There is no reason to assume that life would have to be similar to our carbon-based form or would require conditions similar to ours.  Life on our planet sprung up quickly and the physics and chemistry of our universe seem to favor self-organizing processes.  Life forms could be quite varied and perhaps universal.

Enrico Fermi suggested in 1950 that if any advanced civilization developed the ability to travel beyond its solar system, even at less than light speed, in ten million years it should be able to colonize the whole Milky Way (100,000 LYs in diameter).  So why don't we see them?  Why haven't we even heard anyone else?  The Great Filter suggests various possibilities.

The first would be that advanced life is rare.  The conditions for it to develop are quite special.
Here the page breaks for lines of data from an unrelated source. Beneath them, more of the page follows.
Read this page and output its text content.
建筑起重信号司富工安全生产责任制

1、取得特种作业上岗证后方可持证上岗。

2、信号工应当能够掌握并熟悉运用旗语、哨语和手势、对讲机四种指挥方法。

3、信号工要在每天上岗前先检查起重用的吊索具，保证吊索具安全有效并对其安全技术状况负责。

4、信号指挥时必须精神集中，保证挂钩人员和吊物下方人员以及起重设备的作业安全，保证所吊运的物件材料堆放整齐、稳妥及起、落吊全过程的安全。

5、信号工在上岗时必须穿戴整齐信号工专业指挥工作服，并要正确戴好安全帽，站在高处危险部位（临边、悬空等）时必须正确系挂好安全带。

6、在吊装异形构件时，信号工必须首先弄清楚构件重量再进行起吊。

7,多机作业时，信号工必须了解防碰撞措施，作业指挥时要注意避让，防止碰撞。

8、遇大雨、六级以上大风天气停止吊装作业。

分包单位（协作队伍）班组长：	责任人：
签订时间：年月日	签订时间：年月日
While life on earth arose quickly, in just 400 million years after earth formed a solid crust, it took another almost two billion years for complex single cells to evolve.  Add another billion years – about 550 million years ago – for multi-cellular creatures.  Most of the history of life on earth is this long prelude to the development of us.  Humans arose only in the last two million years of the earth's 4,500 million years.  Along the way, life went through several mass extinction events.  The last one, 65 million years ago, took out the dinosaurs leaving the ground clear for the development of mammals.  The combination of events and circumstances that led to us may be so rare as to make us one of the very few – or only – lucky ones.

But with some probable 20 billion earth-like exoplanets and some 100 billion likely planets in all, chances are that however rare, odds would favor the development of a considerable number of advanced life forms in our galaxy.  Some might have arose millions of years ago.  Any signals they sent would have had plenty of time to reach us.  Any earth-like planet with advanced life within 500 LYs would presumably have been heard by now.  So far, the SETI project has found none.

Perhaps our listening capabilities are still not sensitive enough to pick up any signals.  But clearly we are now able to tease out the existence of exoplanets themselves out some two thousand light years.

Maybe cosmic natural disasters – nearby super-novas, meteor strikes, etc – occur frequently enough to set back life and knock out civilizations before they can get very far?  But we've gone 65 million years without one and there is no reason to expect any such for at least the next few hundred years.

Maybe someone is out there, able to hide themselves and/or tracking down and destroying any potential competitors before they get too far?  This is a common science fiction trope.   But it assumes that advanced civilizations would either be very modest – and thus hide themselves, perhaps quietly visiting and making crop circles or waiting for us to rise to the level where we could join their Federation – or especially vicious and aggressive.  Based upon the only advanced civilization we know of – ourselves – one could not rule out the second possibility.

Finally, there is the possibility that there is something about advanced technologies that operates to cut short the civilization that develops them: industrial civilization leading to run-away climate change; biotechnology leading to – or failing to keep up with – disruptions in the present web of life; failure of critical management systems to handle increasingly complex and changing political, social, economic and ecological dynamics.

Bottom line, so far we have no evidence that we have company anywhere out there. We may be special. Question is, are we doomed to be filtered out and will we have ourselves to blame?